Content area
Full Text
Last month, the boxer disavowed his love of literature that was spawned during his 1992-1995 incarceration in Indiana State Prison by telling the press that "people shouldn't read that {Leo} Tolstoy crap"--and, per Newsweek's "Periscope" (September 16, 1996), he "now prefers comic books." Perhaps Tyson was just hyping his next fight (Did he convince sportswriters that Tolstoy was his opponent?), because the 500,000 junior- and senior-high-school readers of the January 1997 launch issue of Word will learn that he has a pensive side. In an interview with columnist/ex-New York Post editor Pete Hamill, Tyson says that, while imprisoned, he heeded the advice of an elderly con to "work your mind...or you'll end up right back here." Besides Tolstoy's War and Peace ("I like his way of thinking"), Tyson's "jailhouse favorites" include The Prince (Machiavelli), The Count of Monte Cristo (Dumas), and fight-fan Ernest Hemingway's For Whom the Bell Tolls. * The controlled-circulation Word is the brainchild of Brooklyn- based NYP alumnus Brad Hamilton (he worked for Hamill), who tells min that he plans to have mostly record-label advertising (Mercury Records and Atlantic Records are confirmed).

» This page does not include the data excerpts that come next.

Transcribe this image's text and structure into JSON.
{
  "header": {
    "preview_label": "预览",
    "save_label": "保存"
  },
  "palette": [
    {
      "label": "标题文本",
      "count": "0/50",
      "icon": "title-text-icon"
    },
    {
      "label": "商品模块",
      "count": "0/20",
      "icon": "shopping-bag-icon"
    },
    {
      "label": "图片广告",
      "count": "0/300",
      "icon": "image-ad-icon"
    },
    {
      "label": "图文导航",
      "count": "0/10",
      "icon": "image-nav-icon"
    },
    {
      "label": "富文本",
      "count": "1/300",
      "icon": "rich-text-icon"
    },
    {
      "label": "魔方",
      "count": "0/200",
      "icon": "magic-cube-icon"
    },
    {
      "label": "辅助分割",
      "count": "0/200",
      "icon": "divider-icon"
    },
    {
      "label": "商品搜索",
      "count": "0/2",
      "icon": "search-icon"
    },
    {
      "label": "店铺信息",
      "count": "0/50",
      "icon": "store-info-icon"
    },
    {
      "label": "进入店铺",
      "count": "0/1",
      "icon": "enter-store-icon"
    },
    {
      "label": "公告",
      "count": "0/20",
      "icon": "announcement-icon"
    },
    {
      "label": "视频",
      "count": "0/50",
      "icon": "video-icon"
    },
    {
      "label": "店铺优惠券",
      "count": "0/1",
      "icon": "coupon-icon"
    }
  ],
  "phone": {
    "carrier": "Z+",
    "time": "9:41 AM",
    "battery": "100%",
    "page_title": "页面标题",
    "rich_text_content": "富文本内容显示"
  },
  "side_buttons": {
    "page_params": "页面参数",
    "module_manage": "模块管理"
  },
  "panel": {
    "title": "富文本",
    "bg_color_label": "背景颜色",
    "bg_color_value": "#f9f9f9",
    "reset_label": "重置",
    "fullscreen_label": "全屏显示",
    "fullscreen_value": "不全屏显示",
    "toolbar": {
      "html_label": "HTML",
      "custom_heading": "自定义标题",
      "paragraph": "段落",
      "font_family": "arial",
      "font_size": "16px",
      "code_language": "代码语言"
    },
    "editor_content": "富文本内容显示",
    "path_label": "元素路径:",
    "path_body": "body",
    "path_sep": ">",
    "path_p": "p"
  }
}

A key selling point is giving celebrities such as Tyson, Will Smith, and Madonna (a big Honore de Balzac fan) a platform to extol reading; look also for a Michael Crichton-introduced "lost chapter" from Jurassic Park. If the ad returns are healthy, Hamilton and partner Lee Heiman (with Track Marketing) hope to publish Word twice during the 1997-1998 school year, and monthly beginning in 1998-1999.